Seus primeiros movimentos no governo foram de densas, inclusive com opositores. Ano após ano, recuando e avançando, fazendo pequenas mudanças nos distritos, e diminua cadeiras no parlamento. Ao estabilizar a economia que oscilava desde uma tentativa de um possível golpe em 2006, ele resultou maioria do legislativo, elencou juízes tradicionalistas para a Suprema Corte, e delimitou como políticas de informação, cortando o viés midiatico herdado de outros governos, através de leis indiretas.

Orban é reeleito mais duas vezes, com recorde de aprovação pública, e se serviço como um dos líderes que mais permaneceram no poder em países da Europa. Seu carisma e determinação conquistam o povo húngaro, e suas articulações acabam aprovadas pela imensa maioria do eleitorado.

Foi a partir de 2010, que um vasto programa de incentivo ao conservadorismo mundial foi proposto, como uma luta a política contra a centralização do poder dos blocos continentais. Vários outros líderes pelo mundo clássico do exemplo de Orban, e um cinturão de resistência como políticas globalistas, se levantava e ganhava voz.

No futuro, parte dessa movimentação desencadearia no Brexit do Reino Unido.

Orban foi um dos chefes de estado que estava na posse de Jair Bolsonaro no Brasil. O líder brasileiro foi elogiado pelo primeiro ministro, que reconheceu em Jair uma oportunidade para fortalecer o avanço anti-globalista no mundo. Salvini, Trump, Erdogan, Boris e até Putin, ganhavam um representante na América do Sul, que poderia ser uma chave importante para abrir portas em outros países e estabelecer alianças importantes.

Quando vejo Bolsonaro e suas políticas, penso que o líder brasileiro tem em Orban, um norte em gestão de estado. E embora o Brasil tenha muitas diferenças culturais, políticas e territórios da Hungria, o que se percebe é uma tentativa de seguir um mapa de articulações do primeiro ministro, como se fosse um importante manual de estratégia.

Por isso que todo esse alvoroço quando se fala em intervenção é um erro. 

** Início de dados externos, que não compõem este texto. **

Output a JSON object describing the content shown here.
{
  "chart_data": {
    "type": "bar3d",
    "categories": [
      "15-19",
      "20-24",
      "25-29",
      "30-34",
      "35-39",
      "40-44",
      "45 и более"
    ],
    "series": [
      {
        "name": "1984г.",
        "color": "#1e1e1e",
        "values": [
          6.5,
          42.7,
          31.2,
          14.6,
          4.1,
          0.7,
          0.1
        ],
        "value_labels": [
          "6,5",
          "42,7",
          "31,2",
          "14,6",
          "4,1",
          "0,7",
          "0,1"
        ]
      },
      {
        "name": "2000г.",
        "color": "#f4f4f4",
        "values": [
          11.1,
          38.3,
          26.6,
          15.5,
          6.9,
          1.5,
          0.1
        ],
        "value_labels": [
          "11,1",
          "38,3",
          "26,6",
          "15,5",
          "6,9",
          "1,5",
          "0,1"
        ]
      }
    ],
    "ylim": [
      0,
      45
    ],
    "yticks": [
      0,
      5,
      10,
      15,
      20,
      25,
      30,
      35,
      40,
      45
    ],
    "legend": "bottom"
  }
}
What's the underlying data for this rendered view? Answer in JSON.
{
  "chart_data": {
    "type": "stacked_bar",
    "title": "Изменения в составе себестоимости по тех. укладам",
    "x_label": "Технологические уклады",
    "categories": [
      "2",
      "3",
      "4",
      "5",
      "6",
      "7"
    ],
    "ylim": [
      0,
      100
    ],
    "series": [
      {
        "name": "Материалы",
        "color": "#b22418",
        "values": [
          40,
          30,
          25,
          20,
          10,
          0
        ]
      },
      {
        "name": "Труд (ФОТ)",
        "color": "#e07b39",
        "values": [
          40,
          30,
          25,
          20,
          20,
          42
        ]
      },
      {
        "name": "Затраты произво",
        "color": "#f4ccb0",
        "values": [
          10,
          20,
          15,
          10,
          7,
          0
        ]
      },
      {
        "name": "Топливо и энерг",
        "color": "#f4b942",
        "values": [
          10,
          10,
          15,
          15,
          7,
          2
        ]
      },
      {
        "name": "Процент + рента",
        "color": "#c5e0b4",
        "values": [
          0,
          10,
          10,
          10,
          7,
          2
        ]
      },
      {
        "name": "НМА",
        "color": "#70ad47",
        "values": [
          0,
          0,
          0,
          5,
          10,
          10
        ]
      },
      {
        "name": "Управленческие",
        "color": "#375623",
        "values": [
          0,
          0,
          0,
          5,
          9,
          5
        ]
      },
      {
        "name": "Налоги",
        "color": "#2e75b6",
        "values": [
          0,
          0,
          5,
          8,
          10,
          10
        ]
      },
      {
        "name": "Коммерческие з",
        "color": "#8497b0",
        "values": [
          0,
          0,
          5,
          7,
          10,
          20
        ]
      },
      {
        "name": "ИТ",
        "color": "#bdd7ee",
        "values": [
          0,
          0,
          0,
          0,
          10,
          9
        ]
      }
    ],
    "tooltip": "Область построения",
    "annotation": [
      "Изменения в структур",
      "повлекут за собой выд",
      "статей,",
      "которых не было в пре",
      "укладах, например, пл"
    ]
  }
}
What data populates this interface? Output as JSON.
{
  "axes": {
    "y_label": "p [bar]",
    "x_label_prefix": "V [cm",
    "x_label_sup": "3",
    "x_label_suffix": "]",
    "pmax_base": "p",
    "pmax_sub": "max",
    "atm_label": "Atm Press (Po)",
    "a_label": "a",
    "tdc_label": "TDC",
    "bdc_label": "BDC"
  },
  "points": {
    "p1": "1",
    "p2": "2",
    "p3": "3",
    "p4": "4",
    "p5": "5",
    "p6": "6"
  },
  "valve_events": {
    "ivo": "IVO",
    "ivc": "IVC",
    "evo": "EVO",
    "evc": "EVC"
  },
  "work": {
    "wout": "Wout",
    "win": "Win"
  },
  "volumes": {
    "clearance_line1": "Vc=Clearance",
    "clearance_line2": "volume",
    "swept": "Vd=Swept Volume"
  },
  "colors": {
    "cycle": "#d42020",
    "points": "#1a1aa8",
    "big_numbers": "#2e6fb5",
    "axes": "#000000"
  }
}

Foi através de mudanças graduais e estratégicas que o húngaro se tornou invencível. E embora seja muito mais complicado fazer aqui, o que fez na Hungria, parece ser esse o caminho que Bolsonaro vai escolher. 

Se vai vingar ou não, só o tempo irá dizer.

Mas torço para isso. Assim como Orban, o atual presidente pode consertar muita coisa por aqui. E as manifestações de Sete de Setembro, claro quem o povo escolha para fazer esses ajustes.